Por esta razón, la Escritura hubo de recurrir a numerosos ejemplos para expresar aquella estrechísima unión, no bastando uno solo. Unas veces echa mano del simbolismo del morador y la casa, otras del de la vid y los sarmientos, la unión esponsal, o también los miembros y la cabeza, sin que ninguno de ellos satisfaga plenamente, ya que ninguno nos permite captar la verdad en toda su crudeza. La correlación más exacta es la que media entre unión y amor y caridad. Pero, ¿hay algo que pueda equipararse al amor divino?
En segundo lugar, entre las cosas que parece pueden significar la compenetración y la unión, tenemos en primer lugar la unión nupcial y el vínculo existente entre los miembros y la cabeza. Pero incluso estas realidades distan muchísimo y están muy lejos de darnos una idea clara de la unión divina. En efecto, la unión conyugal nunca unirá a los cónyuges hasta el extremo de que uno esté en el otro y en él viva, como vemos que ocurre con Cristo y la Iglesia. Por eso, el santo Apóstol, después de haber dicho del matrimonio: Es éste un gran misterio, añade inmediatamente: Yo lo refiero a Cristo y a la Iglesia, significando no ser aquéllas, sino éstas las bodas dignas de admiración.
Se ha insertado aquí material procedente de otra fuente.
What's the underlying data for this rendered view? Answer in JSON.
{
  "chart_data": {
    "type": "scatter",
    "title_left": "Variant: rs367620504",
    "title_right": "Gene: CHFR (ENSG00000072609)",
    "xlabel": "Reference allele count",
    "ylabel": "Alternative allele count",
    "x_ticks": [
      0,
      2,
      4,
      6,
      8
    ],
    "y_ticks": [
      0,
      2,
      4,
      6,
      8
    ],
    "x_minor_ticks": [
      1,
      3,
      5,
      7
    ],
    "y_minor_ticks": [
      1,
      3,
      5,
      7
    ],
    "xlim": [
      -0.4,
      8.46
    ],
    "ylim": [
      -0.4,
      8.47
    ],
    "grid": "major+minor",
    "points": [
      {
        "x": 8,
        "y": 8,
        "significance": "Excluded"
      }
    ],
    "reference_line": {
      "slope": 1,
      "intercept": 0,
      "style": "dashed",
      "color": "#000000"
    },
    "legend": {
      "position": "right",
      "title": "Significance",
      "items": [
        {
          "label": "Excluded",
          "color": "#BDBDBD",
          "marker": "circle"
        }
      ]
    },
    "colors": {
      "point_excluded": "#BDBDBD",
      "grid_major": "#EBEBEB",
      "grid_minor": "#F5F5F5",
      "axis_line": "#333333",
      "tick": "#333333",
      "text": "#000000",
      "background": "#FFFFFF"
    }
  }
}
En cuanto a los miembros, están unidos a la cabeza, y viven gracias a esta conexión y cópula, rota la cual mueren. En cambio estos miembros parecen más unidos a Cristo que a su cabeza, y viven más realmente de él que de la ligazón que los une a la cabeza. Buen ejemplo tenemos de ello en los mártires, que gustosos afrontaron la muerte, mientras que no quisieron ni oír hablar de separarse de Cristo. De hecho, ofrecieron con gozo la cabeza y sus miembros al verdugo, pero nadie consiguió apartarlos o alejarlos de Cristo ni por una simple palabra de abjuración.
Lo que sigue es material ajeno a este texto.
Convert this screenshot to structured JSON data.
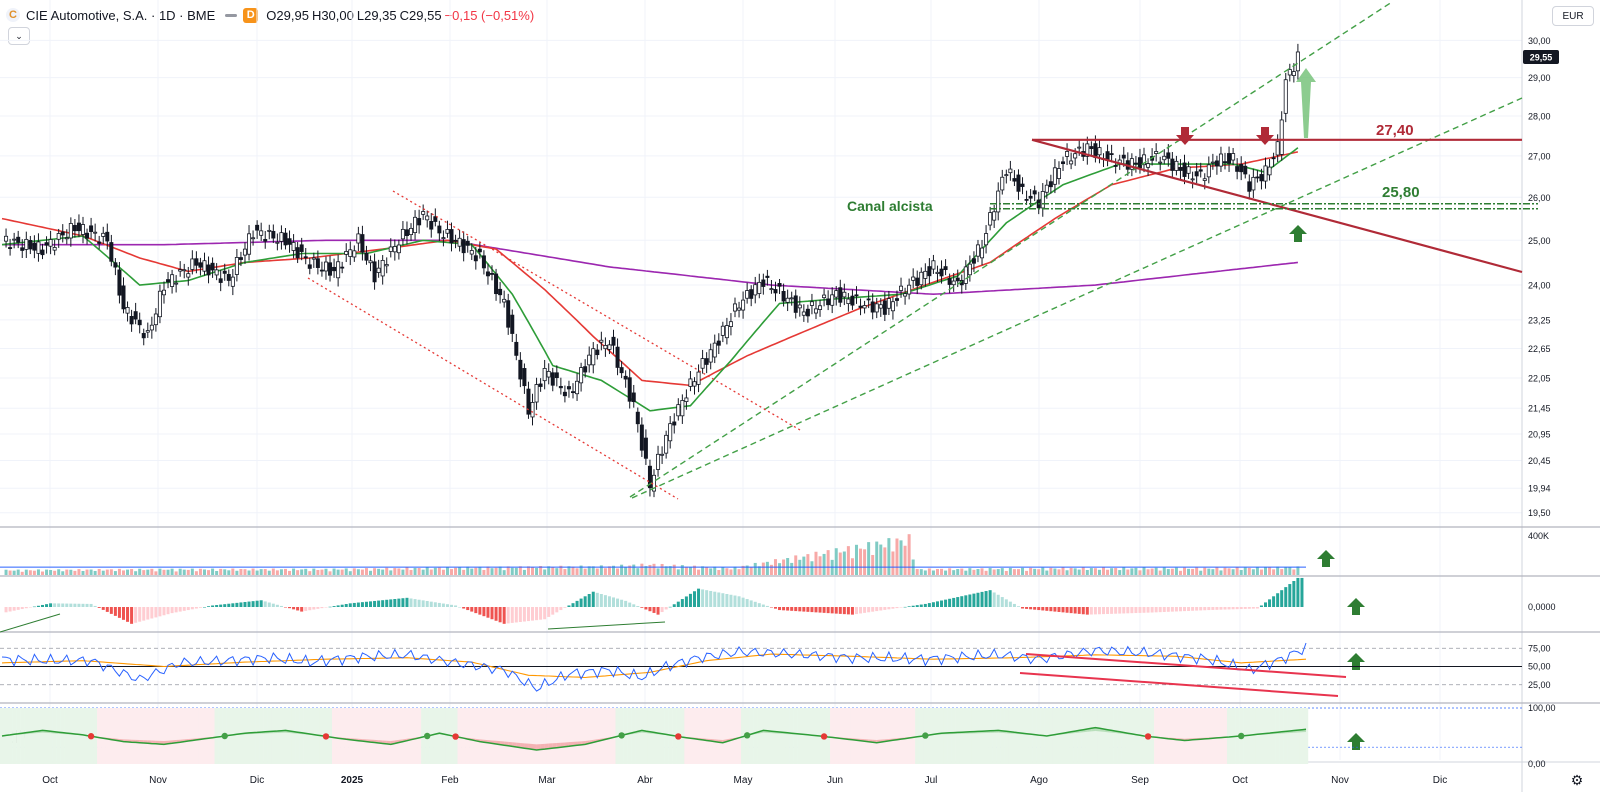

Ahora bien, ¿quién está tan unido a otro como a sí mismo? Y sin embargo, esta misma unión o fusión es inferior y menos perfecta que aquélla. Cada uno de los espíritus bienaventurados es uno e idéntico a sí mismo, y no obstante está más unido al Salvador que a sí mismo, porque le ama más que a sí mismo. Confirma nuestra manera de pensar Pablo, que deseaba ser un proscrito lejos de Cristo por el bien de los judíos, para de esta suerte acrecer la gloria de Cristo.
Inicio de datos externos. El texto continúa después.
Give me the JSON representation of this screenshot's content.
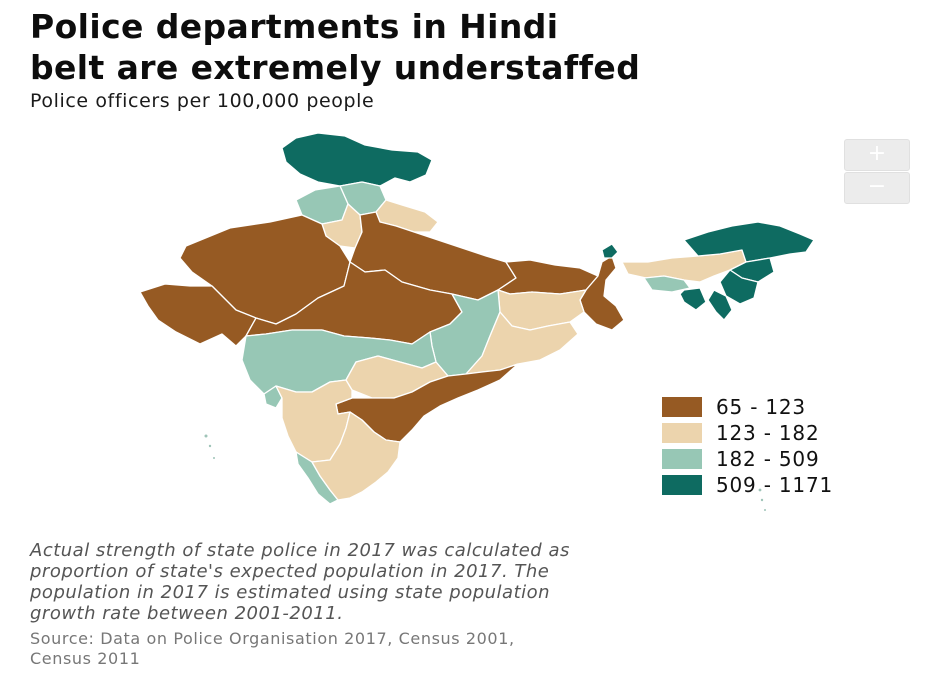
{
  "header": {
    "title_line1": "Police departments in Hindi",
    "title_line2": "belt are extremely understaffed",
    "subtitle": "Police officers per 100,000 people"
  },
  "zoom": {
    "in_label": "+",
    "out_label": "−"
  },
  "colors": {
    "c65_123": "#965a23",
    "c123_182": "#ecd4ad",
    "c182_509": "#97c7b5",
    "c509_1171": "#0e6b61",
    "border": "#ffffff"
  },
  "legend": {
    "items": [
      {
        "label": "65 - 123",
        "color": "#965a23"
      },
      {
        "label": "123 - 182",
        "color": "#ecd4ad"
      },
      {
        "label": "182 - 509",
        "color": "#97c7b5"
      },
      {
        "label": "509 - 1171",
        "color": "#0e6b61"
      }
    ]
  },
  "note": {
    "line1": "Actual strength of state police in 2017 was calculated as",
    "line2": "proportion of state's expected population in 2017. The",
    "line3": "population in 2017 is estimated using state population",
    "line4": "growth rate between 2001-2011."
  },
  "source": {
    "line1": "Source: Data on Police Organisation 2017, Census 2001,",
    "line2": "Census 2011"
  }
}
Y si tan grande es el amor humano, imposible valorar adecuadamente el amor divino. Porque si los que son malos han sabido dar pruebas de tanta bondad, ¿qué diremos de aquella bondad? Si, pues, el amor es tan excelente y tan eximio, preciso es que la fusión a la que el amor empuja a los amantes humille la inteligencia humana hasta tal punto que no pretenda siquiera intentar captarla acudiendo a parangón o semejanza alguna.